Amber Fort
Sheesh Mahal – the Hall of Mirrors – contains thousands of convex mirror tiles set into the ceiling and walls. A single candle is said to have lit the entire chamber through reflection, the light bouncing between surfaces until the room glowed. The engineering is 16th-century, using polished glass with backed silver and gold, arranged in patterns that include arabesques, flowers, and geometric grids. Standing in it in morning light when the sun comes through the lattice windows and the reflections move across the floor and ceiling is one of those specific architectural experiences that photographs don’t adequately translate.
Amber Fort stands on a ridge 11 kilometres north of Jaipur, overlooking Maota Lake and the Aravalli hills. It was built from 1592 by Maharaja Man Singh I, a general in Mughal Emperor Akbar’s service who also happened to be Akbar’s brother-in-law. The political alliance between the Rajput kingdom of Amer and the Mughal Empire is inscribed in the architecture: the fort combines Rajput traditions (the structural organisation, the use of local Karauli red sandstone, the emphasis on fortification) with Mughal refinement (the marble inlay work, the Persian garden layouts, the decorative vocabulary).
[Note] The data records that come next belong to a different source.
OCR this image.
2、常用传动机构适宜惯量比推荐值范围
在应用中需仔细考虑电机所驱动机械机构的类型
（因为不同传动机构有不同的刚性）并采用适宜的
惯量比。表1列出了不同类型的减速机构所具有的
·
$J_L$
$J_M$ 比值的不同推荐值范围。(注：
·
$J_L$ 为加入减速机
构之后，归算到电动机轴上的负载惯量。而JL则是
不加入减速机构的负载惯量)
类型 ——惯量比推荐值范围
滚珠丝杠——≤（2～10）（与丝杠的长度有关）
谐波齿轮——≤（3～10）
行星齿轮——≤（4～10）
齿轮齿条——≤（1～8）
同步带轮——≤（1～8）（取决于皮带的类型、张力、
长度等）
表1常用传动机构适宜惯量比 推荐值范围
Neither one dominates. It’s a genuinely successful architectural synthesis.
The Fort
The main entrance is Suraj Pol (Sun Gate), and the approach up from Maota Lake gives the fort its best angle – the multiple gateways and towers ascending the ridge. Most visitors enter by jeep or walk up the ramp.
Sheesh Mahal is in the Jai Mandir complex and is what most visitors specifically come for. The mirror work extends to the entrance hall as well as the main chamber; the quality of the craftwork is extraordinary for any period.
Sukh Niwas (the Palace of Pleasure) across the courtyard has a sandalwood door and a water channel system that cooled the palace in summer by drawing air over a water surface before circulating it through the rooms. Seventeenth-century air conditioning.
Diwan-i-Am and Diwan-i-Khas (the public and private audience halls) show the administrative organisation of a Mughal-influenced court, with the maharaja receiving different categories of petitioners in spaces designed for different levels of formality.
Elephant Rides
This is the uncomfortable part: elephant rides have been offered at Amber Fort for decades and remain on offer. Multiple animal welfare organisations have documented welfare problems with the fort’s elephant operations, including inadequate shelter, forced labour conditions, and chains. The ethical position is straightforward: skip the elephant ride and walk up or take a jeep. The fort is worth seeing; the elephant ride is not a necessary part of that.
Getting There and Timing
11 kilometres from Jaipur: taxi or auto-rickshaw from Jaipur’s old city takes 20-30 minutes. Entry for foreigners runs around 550 Rupees; an audio guide adds around 100 Rupees and is worth it.
October to March: cooler, more comfortable for the walking involved. The fort involves significant climbing between levels. April through June is hot; the fort is partially shaded but the exposed sections are challenging midday. Arrive early morning or late afternoon for the best light and cooler temperatures.